Die Landshuter Allee ist eine der am meisten befahrenen Straßen Münchens. Mehr als 120.000 Kfz nutzen jeden Tag diesen westlichen Teil des Mittleren Rings zwischen Donnersberger Brücke und Olympiapark:
Mit dem Koalitionsvertrag der Rathauskoalition aus Grünen und SPD wurden alle Tunnelplanungen beendet. Ausschlaggebend waren die hohen Kosten und die gemischten Erfahrungen mit den bisherigen drei Tunneln am Mittleren Ring. Allerdings sollen „effektive Maßnahmen zum Schutz [….] vor Lärm und NO2-Emissionen […] umgesetzt werden.“ Die SPD/Volt-Fraktion hat daher Mitte 2020 beantragt:
„als Alternative zur Tunnelplanung für die Landshuter Allee ein Gesamtkonzept für mehr Lärmschutz, Luftreinhaltung, Klimaschutz und Aufenthaltsqualität zu entwickeln und kurzfristig umzusetzen.“
In einer Vorlage hat die Verwaltung dazu am Mittwoch verschiedene Maßnahmen präsentiert:
- Besonders hoch ist die Lärmbelastung für die Bewohner der Alten Borstei.
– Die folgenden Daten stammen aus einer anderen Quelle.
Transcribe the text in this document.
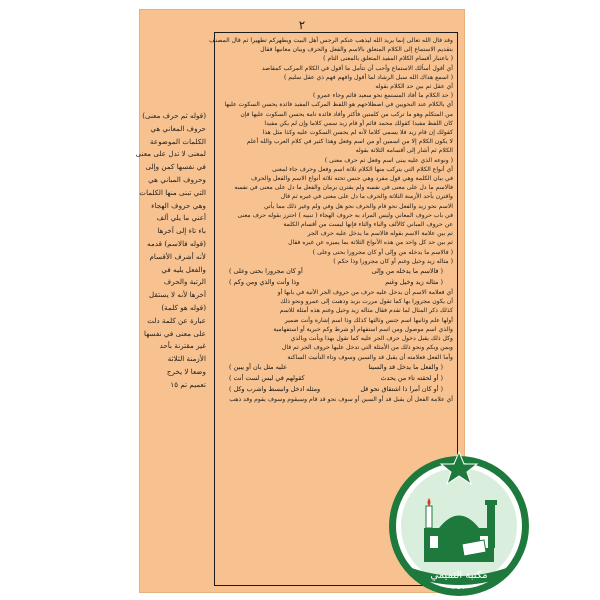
٢
(قوله ثم حرف معنى)
حروف المعاني هي
الكلمات الموضوعة
لمعنى لا تدل على معنى
في نفسها كمن وإلى
وحروف المباني هي
التي تبنى منها الكلمات
وهي حروف الهجاء
أعني ما يلي ألف
باء تاء إلى آخرها
(قوله فالاسم) قدمه
لأنه أشرف الأقسام
والفعل يليه في
الرتبة والحرف
آخرها لأنه لا يستقل
(قوله هو كلمة)
عبارة عن كلمة دلت
على معنى في نفسها
غير مقترنة بأحد
الأزمنة الثلاثة
وضعا لا يخرج
تعميم تم ١٥
وقد قال الله تعالى إنما يريد الله ليذهب عنكم الرجس أهل البيت ويطهركم تطهيرا ثم قال المصنف
بتقديم الاستماع إلى الكلام المتعلق بالاسم والفعل والحرف وبيان معانيها فقال
( باعتبار أقسام الكلام المفيد المتعلق بالمعنى التام )
أي أقول أسألك الاستماع وأحب أن تتأمل ما أقول في الكلام المركب كمقاصد
( اسمع هداك الله سبل الرشاد لما أقول وافهم فهم ذي عقل سليم )
أي عقل ثم بين حد الكلام بقوله
( حد الكلام ما أفاد المستمع نحو سعيد قائم وجاء عمرو )
أي بالكلام عند النحويين في اصطلاحهم هو اللفظ المركب المفيد فائدة يحسن السكوت عليها
من المتكلم وهو ما تركب من كلمتين فأكثر وأفاد فائدة تامة يحسن السكوت عليها فإن
كان اللفظ مفيدا كقولك محمد قائم أو قام زيد سمي كلاما وإن لم يكن مفيدا
كقولك إن قام زيد فلا يسمى كلاما لأنه لم يحسن السكوت عليه وكذا مثل هذا
لا يكون الكلام إلا من اسمين أو من اسم وفعل وهذا كثير في كلام العرب والله أعلم
الكلام ثم أشار إلى أقسامه الثلاثة بقوله
( ونوعه الذي عليه يبنى اسم وفعل ثم حرف معنى )
أي أنواع الكلام التي يتركب منها الكلام ثلاثة اسم وفعل وحرف جاء لمعنى
في بيان الكلمة وهي قول مفرد وهي جنس تحته ثلاثة أنواع الاسم والفعل والحرف
فالاسم ما دل على معنى في نفسه ولم يقترن بزمان والفعل ما دل على معنى في نفسه
واقترن بأحد الأزمنة الثلاثة والحرف ما دل على معنى في غيره ثم قال
الاسم نحو زيد والفعل نحو قام والحرف نحو هل وفي ولم وغير ذلك مما يأتي
في باب حروف المعاني وليس المراد به حروف الهجاء ( تنبيه ) احترز بقوله حرف معنى
عن حروف المباني كالألف والباء والتاء فإنها ليست من أقسام الكلمة
ثم بين علامة الاسم بقوله فالاسم ما يدخل عليه حرف الجر
ثم بين حد كل واحد من هذه الأنواع الثلاثة بما يميزه عن غيره فقال
( فالاسم ما يدخله من وإلى أو كان مجرورا بحتى وعلى )
( مثاله زيد وخيل وغنم أو كان مجرورا وذا حكم )
( فالاسم ما يدخله من وإلى
أو كان مجرورا بحتى وعلى )
( مثاله زيد وخيل وغنم
وذا وأنت والذي ومن وكم )
أي فعلامة الاسم أن يدخل عليه حرف من حروف الجر الآتية في بابها أو
أن يكون مجرورا بها كما تقول مررت بزيد وذهبت إلى عمرو ونحو ذلك
كذلك ذكر المثال لما تقدم فقال مثاله زيد وخيل وغنم هذه أمثلة للاسم
أولها علم وثانيها اسم جنس وثالثها كذلك وذا اسم إشارة وأنت ضمير
والذي اسم موصول ومن اسم استفهام أو شرط وكم خبرية أو استفهامية
وكل ذلك يقبل دخول حرف الجر عليه كما تقول بهذا وبأنت وبالذي
وبمن وبكم ونحو ذلك من الأمثلة التي تدخل عليها حروف الجر ثم قال
وأما الفعل فعلامته أن يقبل قد والسين وسوف وتاء التأنيث الساكنة
( والفعل ما يدخل قد والسينا
عليه مثل بان أو يبين )
( أو لحقته تاء من يحدث
كقولهم في ليس لست أنت )
( أو كان أمرا ذا اشتقاق نحو قل
ومثله ادخل وانبسط واشرب وكل )
أي علامة الفعل أن يقبل قد أو السين أو سوف نحو قد قام وسيقوم وسوف يقوم وقد ذهب
مكتبة التميمي
١٩٩٣
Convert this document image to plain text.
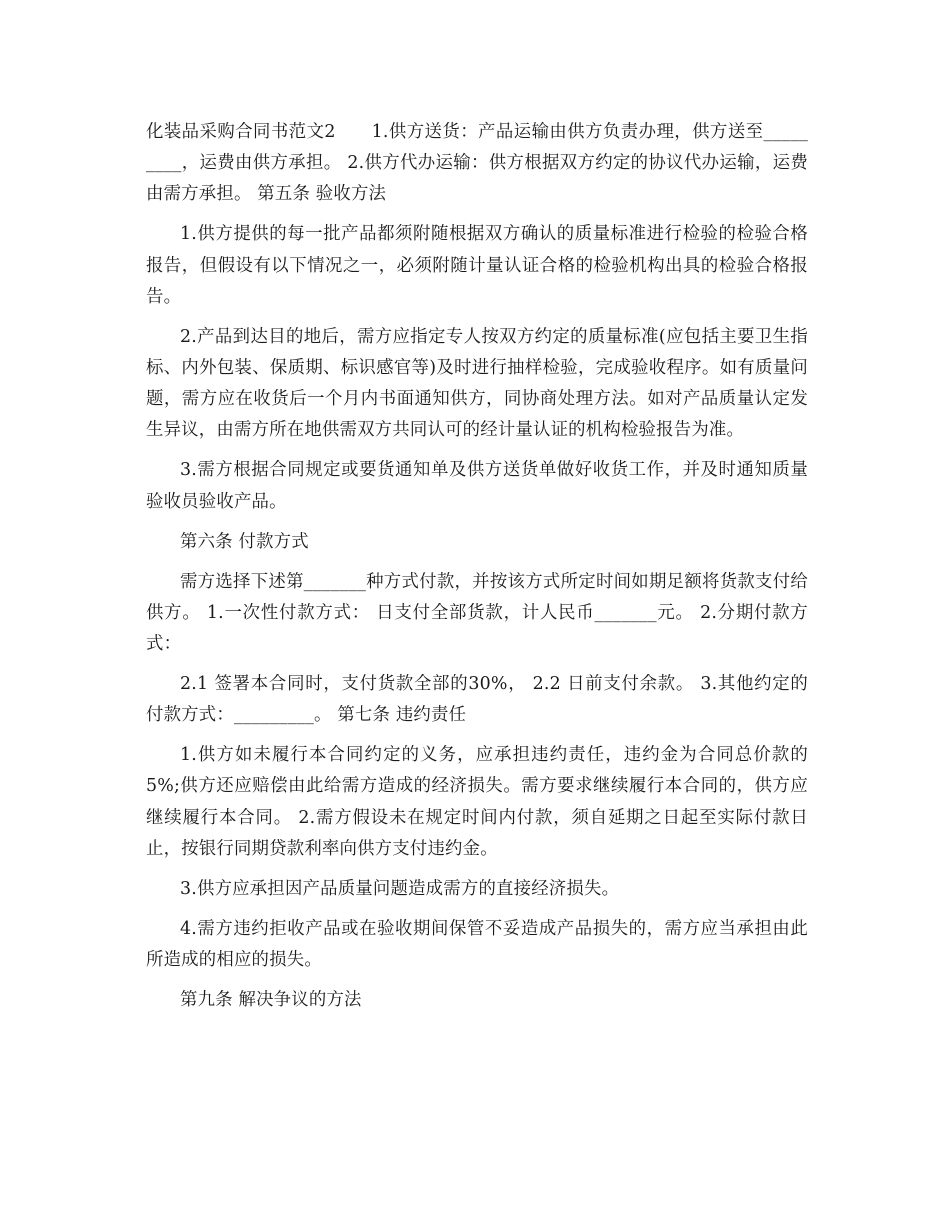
化装品采购合同书范文2　　1.供方送货：产品运输由供方负责办理，供方送至_________，运费由供方承担。 2.供方代办运输：供方根据双方约定的协议代办运输，运费由需方承担。 第五条 验收方法

1.供方提供的每一批产品都须附随根据双方确认的质量标准进行检验的检验合格报告，但假设有以下情况之一，必须附随计量认证合格的检验机构出具的检验合格报告。

2.产品到达目的地后，需方应指定专人按双方约定的质量标准(应包括主要卫生指标、内外包装、保质期、标识感官等)及时进行抽样检验，完成验收程序。如有质量问题，需方应在收货后一个月内书面通知供方，同协商处理方法。如对产品质量认定发生异议，由需方所在地供需双方共同认可的经计量认证的机构检验报告为准。

3.需方根据合同规定或要货通知单及供方送货单做好收货工作，并及时通知质量验收员验收产品。

第六条 付款方式

需方选择下述第_______种方式付款，并按该方式所定时间如期足额将货款支付给供方。 1.一次性付款方式： 日支付全部货款，计人民币_______元。 2.分期付款方式：

2.1 签署本合同时，支付货款全部的30%， 2.2 日前支付余款。 3.其他约定的付款方式：_________。 第七条 违约责任

1.供方如未履行本合同约定的义务，应承担违约责任，违约金为合同总价款的5%;供方还应赔偿由此给需方造成的经济损失。需方要求继续履行本合同的，供方应继续履行本合同。 2.需方假设未在规定时间内付款，须自延期之日起至实际付款日止，按银行同期贷款利率向供方支付违约金。

3.供方应承担因产品质量问题造成需方的直接经济损失。

4.需方违约拒收产品或在验收期间保管不妥造成产品损失的，需方应当承担由此所造成的相应的损失。

第九条 解决争议的方法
Dieses große Wohnquartier aus den 20er Jahren des letzten Jahrhunderts grenzt unmittelbar an die Landshuter Allee an, die hier fast den Charakter einer Autobahn hat:
Die Errichtung einer Lärmschutzwand ist laut der Vorlage möglich und kann bis 2024/25 umgesetzt werden. Allerdings geht das auf Kosten des vorhandenen Baumbestands (siehe Bild oben). 20 – 50 Bäume müssten laut Baureferat gefällt werden. Diese Maßnahme wurde von der Rathausmehrheit in der Sitzung beschlossen, allerdings mit der Maßgabe, die Baumfällungen zu minimieren und die Integration einer Solaranlage in die Lärmschutzwand zu prüfen.
- Deutlich schwieriger ist eine Lösung für den mittleren Bereich der Landshuter Allee. Das folgende Bild zeigt den Istzustand:
Hierzu hat das Baureferat eine Schemazeichnung für eine oberirdische Einhausung vorgelegt:
Die Einhausung wäre über 700 Meter lang. Das etwa 7m hohe Gebäude hätte auf beiden Seiten einen Abstand von 10 bis 15 Metern zur Wohnbebauung. Die beiden äußeren Reihen der Alleebäume könnten erhalten bleiben. Wie in der Zeichnung angedeutet, könnten sowohl die Seitenflächen als auch das Dach der Einhausung begrünt werden.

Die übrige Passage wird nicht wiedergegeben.